文安六(一四四九)年、四月十日の戌の刻(午後8時ごろ)に大地震があり、夜中にも余震があったようです。十三日にも余震が続きました。禁裏や仙洞御所*1の築地が破損し、神泉苑の築地も「頽廃」となります。東山や西山には地割れができ、若狭海道の小野や長坂付近ではがけ崩れが起こり多くの荷馬車や人々が死亡しました。
その六日後、室町殿が元服します。かねてより義成という名前が後花園の宸筆で与えられており、正式に後継者となります。これは以前からこの日だったのか、それとも地震による政情不安を解消するために急遽設定されたのかはわかりません。

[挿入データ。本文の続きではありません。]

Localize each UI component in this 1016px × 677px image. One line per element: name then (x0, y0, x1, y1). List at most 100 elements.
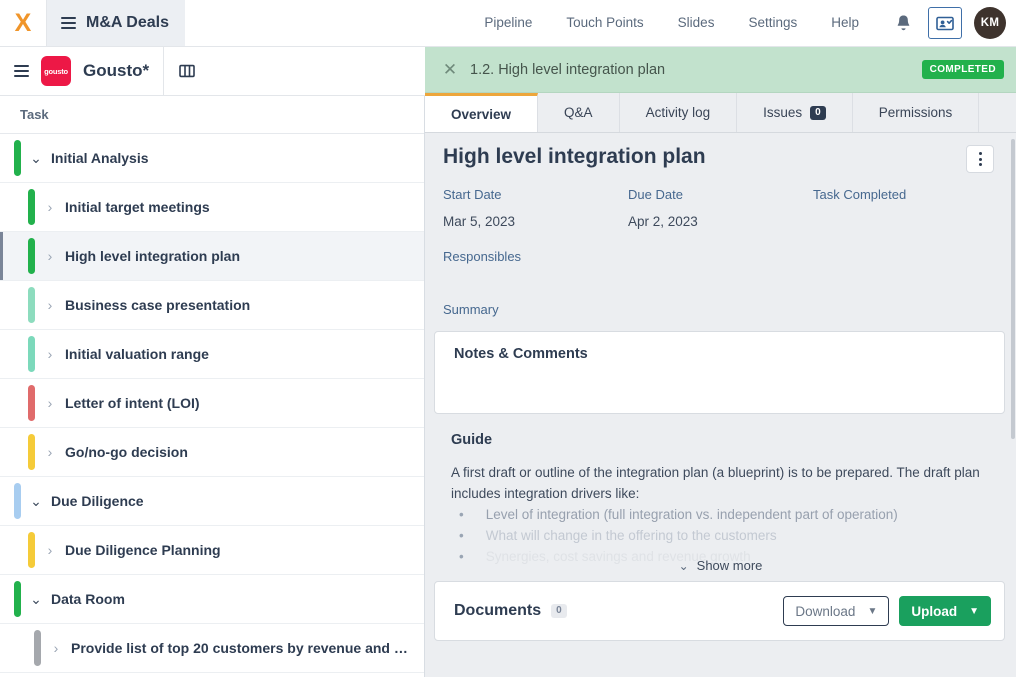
task-row[interactable]: › Business case presentation (0, 281, 424, 330)
chevron-right-icon[interactable]: › (35, 444, 65, 460)
nav-link-help[interactable]: Help (814, 0, 876, 46)
task-row[interactable]: ⌄ Initial Analysis (0, 134, 424, 183)
summary-label: Summary (443, 302, 499, 317)
task-status-color-bar (34, 630, 41, 666)
task-status-color-bar (28, 238, 35, 274)
nav-link-settings[interactable]: Settings (731, 0, 814, 46)
task-status-color-bar (28, 434, 35, 470)
chevron-down-icon[interactable]: ⌄ (21, 150, 51, 167)
chevron-right-icon[interactable]: › (41, 640, 71, 656)
chevron-right-icon[interactable]: › (35, 199, 65, 215)
start-date-value[interactable]: Mar 5, 2023 (443, 214, 628, 229)
detail-panel-header: ✕ 1.2. High level integration plan COMPL… (425, 47, 1016, 93)
task-column-header: Task (0, 96, 424, 134)
task-status-color-bar (28, 336, 35, 372)
upload-label: Upload (911, 603, 958, 619)
bullet-icon: • (459, 528, 464, 543)
task-row-label: Due Diligence (51, 493, 144, 509)
show-more-button[interactable]: ⌄ Show more (425, 558, 1016, 573)
panel-layout-icon[interactable] (164, 47, 210, 95)
tab-overview[interactable]: Overview (425, 93, 539, 132)
close-icon[interactable]: ✕ (439, 59, 461, 81)
task-row-label: Initial target meetings (65, 199, 210, 215)
notes-comments-card[interactable]: Notes & Comments (434, 331, 1005, 414)
guide-paragraph: A first draft or outline of the integrat… (451, 465, 980, 501)
task-row[interactable]: › High level integration plan (0, 232, 424, 281)
app-logo-icon[interactable]: X (0, 0, 47, 46)
task-status-color-bar (14, 140, 21, 176)
task-row-label: Provide list of top 20 customers by reve… (71, 640, 408, 656)
task-status-color-bar (28, 287, 35, 323)
nav-link-touch-points[interactable]: Touch Points (549, 0, 660, 46)
company-sub-bar: gousto Gousto* (0, 47, 425, 96)
responsibles-label: Responsibles (443, 249, 522, 264)
task-completed-label: Task Completed (813, 187, 907, 202)
detail-title-row: High level integration plan (425, 133, 1016, 173)
task-row[interactable]: › Initial valuation range (0, 330, 424, 379)
task-row-label: Go/no-go decision (65, 444, 188, 460)
chevron-right-icon[interactable]: › (35, 346, 65, 362)
task-row[interactable]: ⌄ Due Diligence (0, 477, 424, 526)
task-row[interactable]: › Provide list of top 20 customers by rev… (0, 624, 424, 673)
chevron-double-down-icon: ⌄ (678, 558, 689, 573)
detail-scrollbar-thumb[interactable] (1011, 139, 1015, 439)
task-status-color-bar (28, 532, 35, 568)
detail-panel-body: High level integration plan Start Date M… (425, 133, 1016, 677)
tab-permissions[interactable]: Permissions (852, 93, 980, 132)
start-date-field: Start Date Mar 5, 2023 (443, 187, 628, 229)
documents-title: Documents (454, 602, 542, 619)
chevron-down-icon[interactable]: ⌄ (21, 493, 51, 510)
task-completed-field: Task Completed (813, 187, 998, 229)
bell-icon[interactable] (886, 6, 920, 40)
guide-section: Guide A first draft or outline of the in… (425, 414, 1016, 573)
top-navigation-bar: X M&A Deals Pipeline Touch Points Slides… (0, 0, 1016, 47)
tab-activity-log[interactable]: Activity log (619, 93, 738, 132)
task-rows-container: ⌄ Initial Analysis › Initial target meeting… (0, 134, 424, 673)
detail-tab-bar: Overview Q&A Activity log Issues 0 Permission… (425, 93, 1016, 133)
guide-bullet: • What will change in the offering to th… (451, 525, 996, 546)
nav-link-pipeline[interactable]: Pipeline (467, 0, 549, 46)
chevron-right-icon[interactable]: › (35, 297, 65, 313)
menu-hamburger-icon[interactable] (61, 14, 76, 32)
user-avatar[interactable]: KM (974, 7, 1006, 39)
tab-label: Permissions (878, 105, 953, 120)
sidebar-hamburger-icon[interactable] (14, 62, 29, 80)
download-label: Download (795, 603, 856, 619)
task-row[interactable]: › Due Diligence Planning (0, 526, 424, 575)
chevron-right-icon[interactable]: › (35, 542, 65, 558)
documents-count-badge: 0 (551, 604, 567, 618)
page-title: High level integration plan (443, 145, 706, 168)
due-date-value[interactable]: Apr 2, 2023 (628, 214, 813, 229)
task-status-color-bar (28, 385, 35, 421)
tab-badge: 0 (810, 105, 826, 120)
task-row[interactable]: › Initial target meetings (0, 183, 424, 232)
ma-deals-tab[interactable]: M&A Deals (47, 0, 185, 46)
task-row[interactable]: › Go/no-go decision (0, 428, 424, 477)
due-date-label: Due Date (628, 187, 683, 202)
task-row-label: Data Room (51, 591, 125, 607)
task-row-label: Business case presentation (65, 297, 251, 313)
task-row[interactable]: ⌄ Data Room (0, 575, 424, 624)
nav-link-slides[interactable]: Slides (661, 0, 732, 46)
task-row[interactable]: › Letter of intent (LOI) (0, 379, 424, 428)
status-badge: COMPLETED (921, 60, 1004, 79)
notes-comments-title: Notes & Comments (454, 346, 588, 362)
tab-q-a[interactable]: Q&A (538, 93, 620, 132)
task-meta-grid: Start Date Mar 5, 2023 Due Date Apr 2, 2… (425, 173, 1016, 229)
chevron-right-icon[interactable]: › (35, 248, 65, 264)
download-button[interactable]: Download ▼ (783, 596, 890, 626)
start-date-label: Start Date (443, 187, 502, 202)
guide-bullet-text: Level of integration (full integration v… (485, 507, 898, 522)
tab-label: Q&A (564, 105, 593, 120)
documents-section: Documents 0 Download ▼ Upload ▼ (434, 581, 1005, 641)
company-block[interactable]: gousto Gousto* (0, 47, 165, 95)
task-list-panel: Task ⌄ Initial Analysis › Initial target me… (0, 96, 425, 677)
chevron-down-icon[interactable]: ⌄ (21, 591, 51, 608)
upload-button[interactable]: Upload ▼ (899, 596, 991, 626)
guide-bullet: • Level of integration (full integration… (451, 504, 996, 525)
presentation-user-icon[interactable] (928, 7, 962, 39)
tab-issues[interactable]: Issues 0 (737, 93, 853, 132)
tab-label: Issues (763, 105, 803, 120)
chevron-right-icon[interactable]: › (35, 395, 65, 411)
more-vertical-icon[interactable] (966, 145, 994, 173)
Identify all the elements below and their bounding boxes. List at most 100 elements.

この地震のあと六月には疫病が蔓延し、飢饉も起こります。このような場合、朝廷にできるのは・・・
そうです。改元です。改元で何か気分が変わって、現実には何も変わらないのに「何かやってる感」が出る、という感じでしょう。
七月二十八日、改元が行われます。
では改元の候補と提出者を見ておきましょう。
博士菅原継長(高辻家)
正永(『後周書』文苑伝、「声実倶茂詞義典正、有永嘉之遺烈焉」)
康楽(『崔寔政論』「苟有康楽之心充於中、則和気応於外」)
慶徳(『周易注』「以中正有慶之徳有⬜︎往者何適而不利哉」)
博士菅原為賢(五条家)
宝徳(『唐書』「朕宝三徳曰慈倹謙」)
大応(『史記』「輔徳天下大応」)
仁昭(『桓子新論』「悦我以仁昭明我名」
式部権大輔菅原在豊(唐橋家)
長享(『文選』「喜得全功長享其福」)
建和(『孟子』「唯天子建中和之極」)
康昭(『漢書』「明君之徳啓通、鴻化緝凞康、又光昭六幽」)
参議菅原益長(東坊城)
文昭(『文選』「資忠履信武烈文昭」)
寛安(『荀子』「生民寛而安」、『毛詩注疏』「行寛仁安静之政以定天下」)
洪徳(『文選』「皇恩溥洪徳施」)
式部大輔菅原在直(唐橋)
慶長(『毛詩注疏』「文王功徳深厚、故福慶延長也」)
咸和(『尚書』「用咸和万民」)
権中納言藤原資任(烏丸家)
安永(『文選』「寿安永寧」、『唐紀』「保安社稷永可奉宗祧」
文昭(『御注孝経』「天文昭煥洞合幽微」)
ちなみに五条為賢は「称光院」を提出した人です。